The more recent Safeguarded AI document has some parts that seem to me to go against the interpretation I had, which seems to go along the lines of this post.
Namely, that davidad’s proposal was not “CEV full alignment on AI that can be safely scaled without limit” but rather “sufficient control of AI that is as little more powerful as possible than sufficiently powerful for ethical global non-proliferation”.
In other words:
A) “this doesn’t guarantee a positive future but buys us time to solve alignment”
B) “a sufficiently powerful superintelligence would blow right through these constraints but they hold at the power level we think is enough for A”, thus implying “we also need boundedness somehow”.
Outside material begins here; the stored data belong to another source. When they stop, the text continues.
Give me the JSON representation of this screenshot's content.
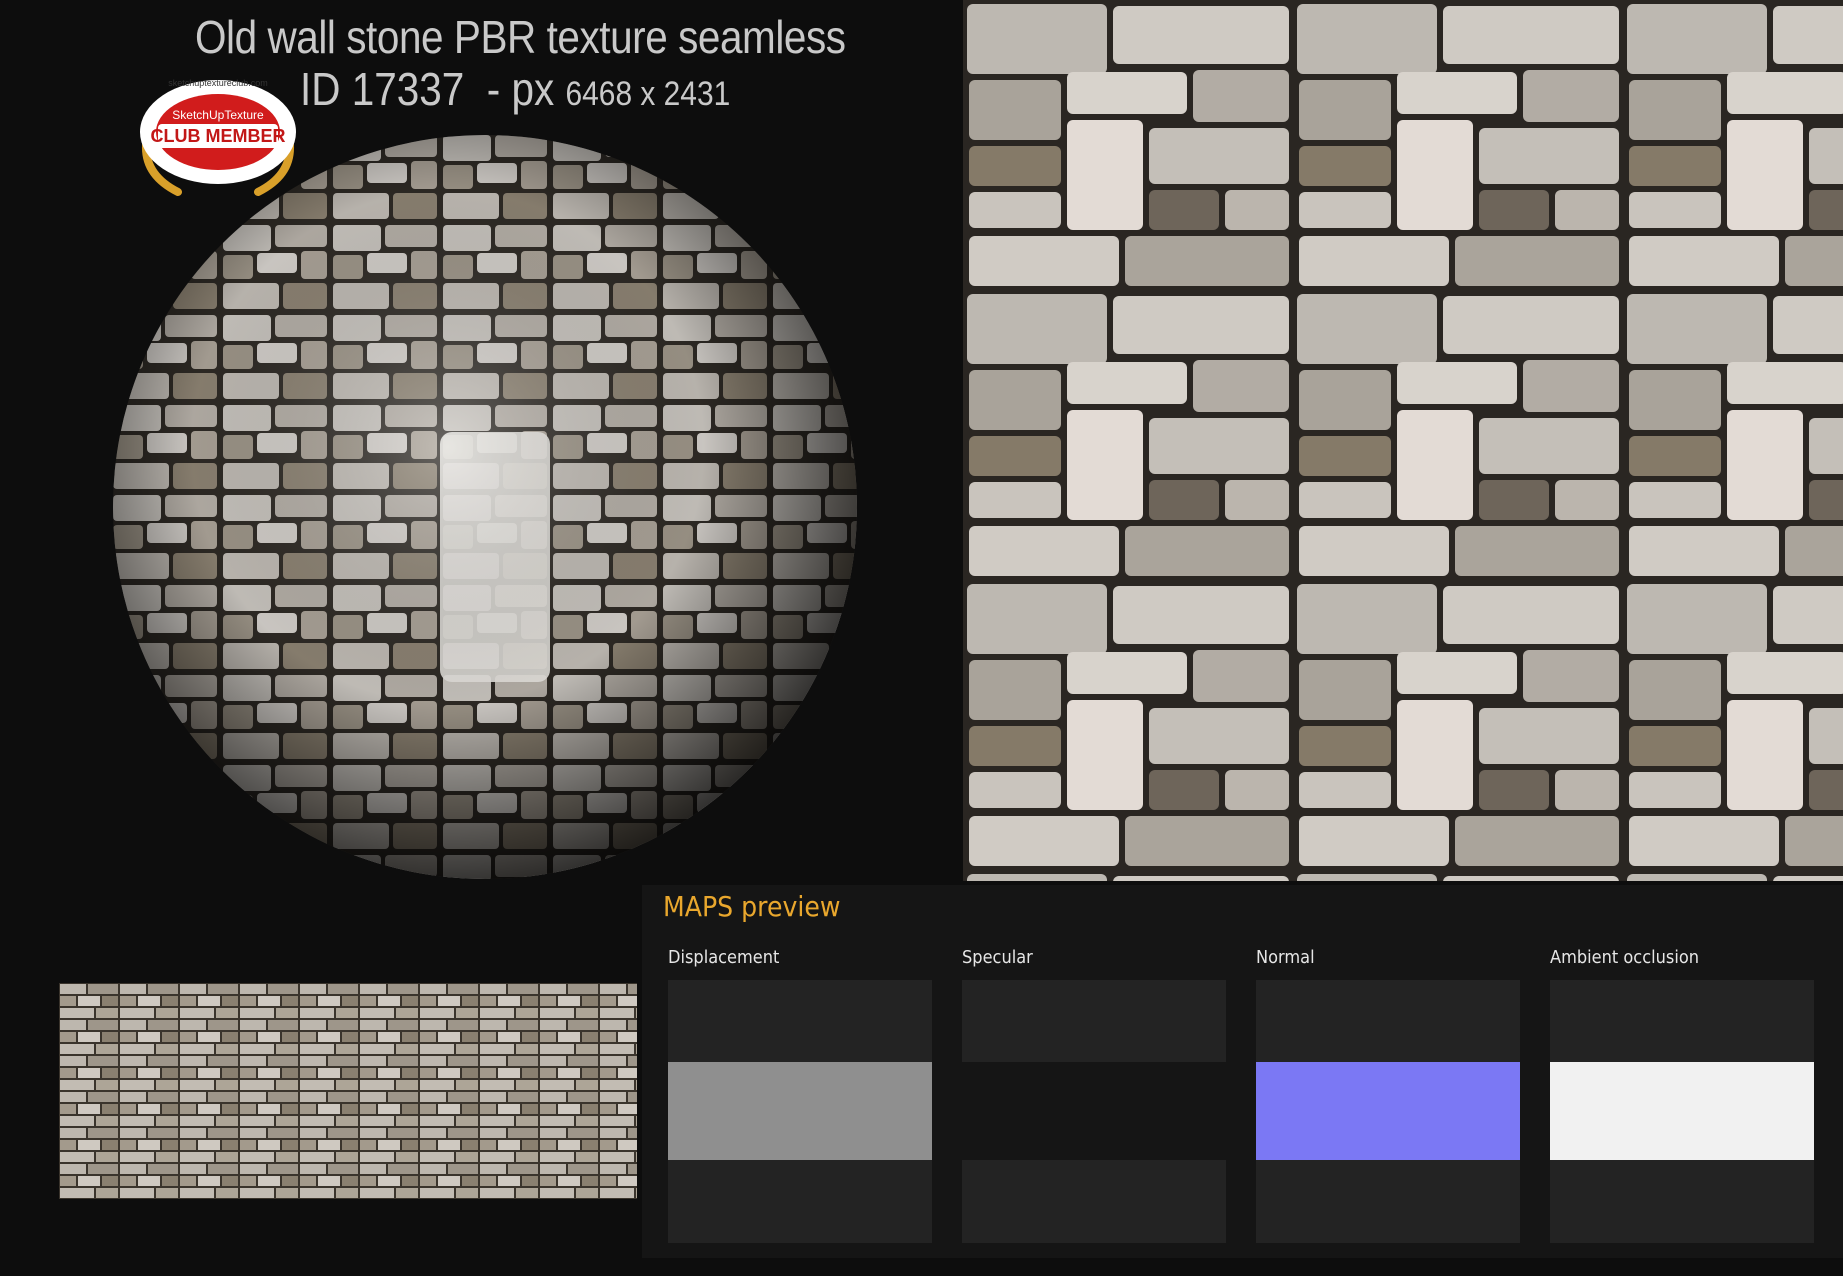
{
  "title": {
    "line1": "Old wall stone PBR texture seamless",
    "id_text": "ID 17337",
    "px_prefix": "  - px ",
    "dimensions": "6468 x 2431"
  },
  "badge": {
    "top_text": "SketchUpTexture",
    "main_text": "CLUB MEMBER",
    "ring_text": "sketchuptextureclub.com"
  },
  "maps": {
    "heading": "MAPS preview",
    "items": [
      {
        "label": "Displacement",
        "color": "#8f8f8f"
      },
      {
        "label": "Specular",
        "color": "#151515"
      },
      {
        "label": "Normal",
        "color": "#7b78f4"
      },
      {
        "label": "Ambient occlusion",
        "color": "#f1f1f1"
      }
    ]
  },
  "colors": {
    "background": "#0d0d0d",
    "accent": "#e9a72d",
    "panel": "#151515",
    "map_box": "#232323"
  }
}
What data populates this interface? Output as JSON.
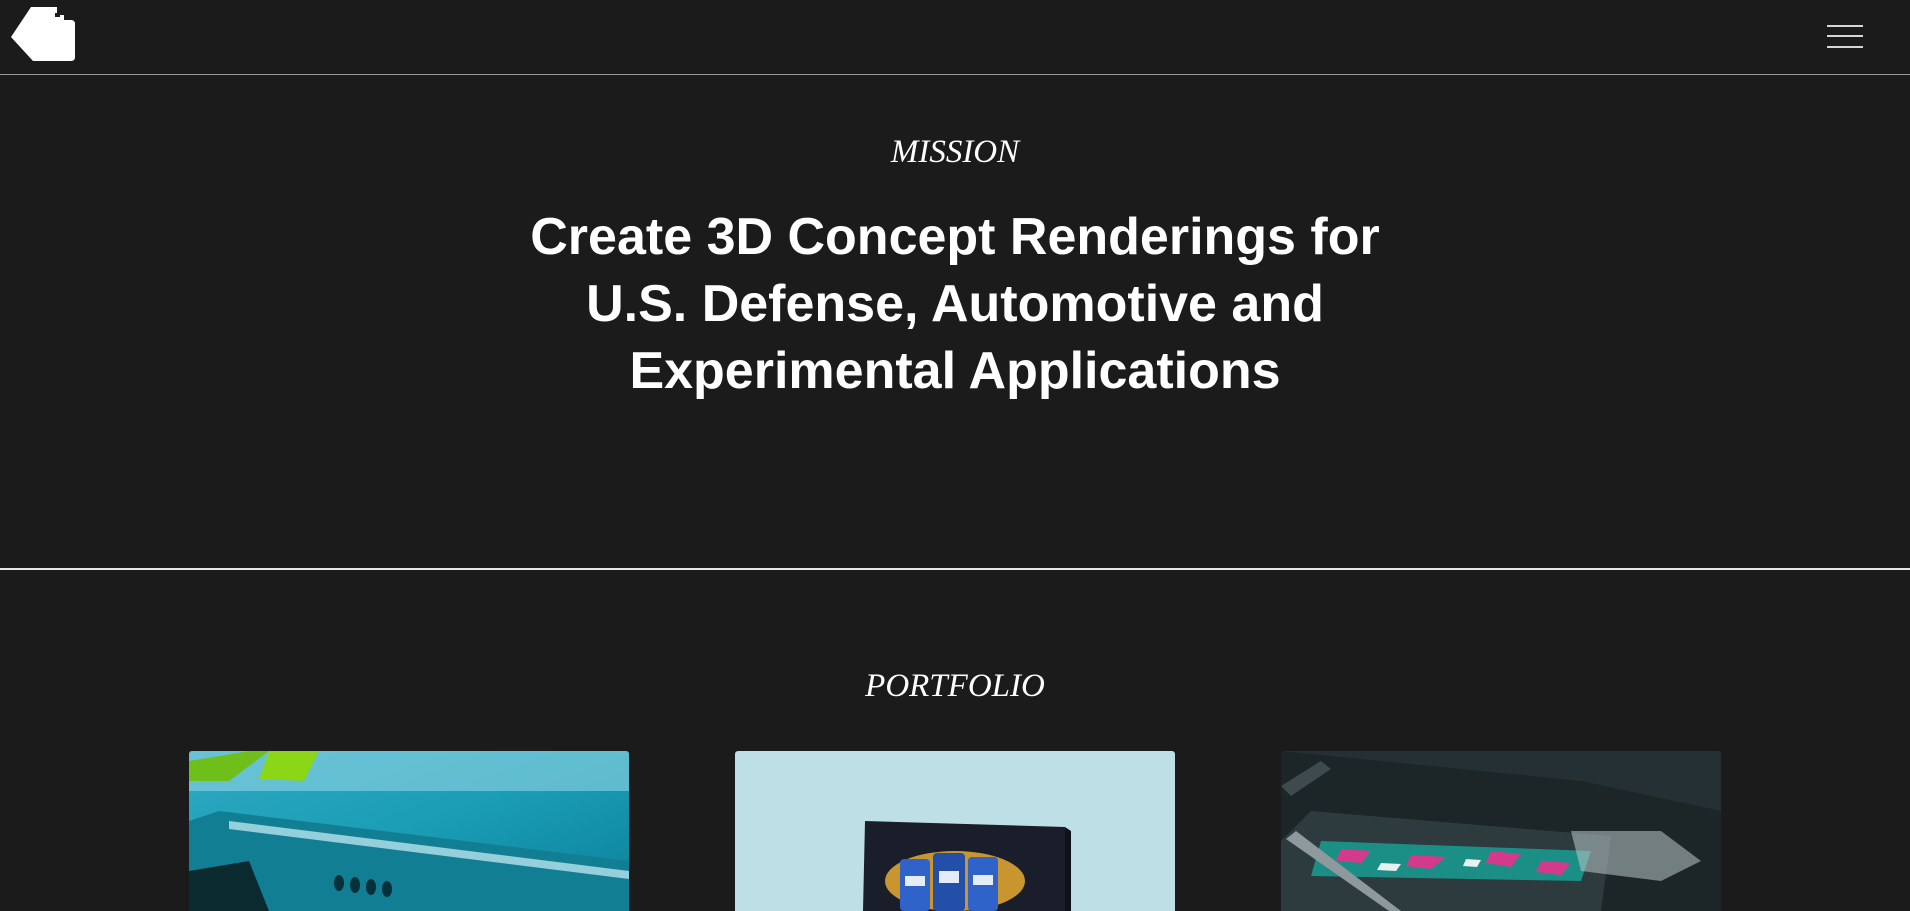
{
  "header": {
    "logo_icon": "logo-shape-icon",
    "menu_icon": "hamburger-menu-icon"
  },
  "mission": {
    "label": "MISSION",
    "headline_lines": [
      "Create 3D Concept Renderings for",
      "U.S. Defense, Automotive and",
      "Experimental Applications"
    ]
  },
  "portfolio": {
    "label": "PORTFOLIO",
    "items": [
      {
        "image": "teal-aircraft-render"
      },
      {
        "image": "beer-can-poster-render"
      },
      {
        "image": "camo-vehicle-render"
      }
    ]
  },
  "colors": {
    "background": "#1b1b1b",
    "text": "#ffffff",
    "divider": "#e8e8e8"
  }
}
The Safeguarded AI document says this though:
and that this milestone could be achieved, thereby making it safe to unleash the full potential of superhuman AI agents, within a time frame that is short enough (<15 years) [bold mine]
and
and with enough economic dividends along the way (>5% of unconstrained AI’s potential value) [bold mine][1]
I’m probably missing something, but that seems to imply a claim that the control approach would be resilient against arbitrarily powerful misaligned AI?
A related thing I’m confused about is the part that says:
one eventual application of these safety-critical assemblages is defending humanity against potential future rogue AIs [bold mine]
Whereas I previously thought that the point of the proposal was to create AI powerful-enough and controlled-enough to ethically establish global non-proliferation (so that “potential future rogue AIs” wouldn’t exist in the first place), it now seems to go in the direction of Good(-enough) AI defending against potential Bad AI?
- ^
The “unconstrained AI” in this sentence seems to be about how much value would be achieved from adoption of the safe/constrained design versus the counterfactual value of mainstream/unconstrained AI. My mistake.
The “constrained” still seems to refer to whether there’s a “box” around the AI, with all output funneled through formal verification checks on their predicted consequences. It does not seem to refer to a constraint on the “power level” (“boundedness”) of the AI within the box.
I can see how advancing those areas would empower membranes to be better at self-defense.
I’m having a hard time visualizing how explicitly adding concept, formalism, or implementation of membranes/boundaries would help advance those areas (and in turn help empower membranes more).
For example, is “what if we add membranes to loom” a question that typechecks? What would “add membranes” reify as in a case like that?
In the other direction, would there be a way to model a system’s (stretch goal: human child’s; mvp: a bargaining bot’s?) membrane quantitatively somehow, in a way where you can before/after compare different interventions and estimate how well each does at empowering/protecting the membrane? Would it have a way of distinguishing amount-of-protection added from outside vs inside? Does “what if we add loom to membranes” compile?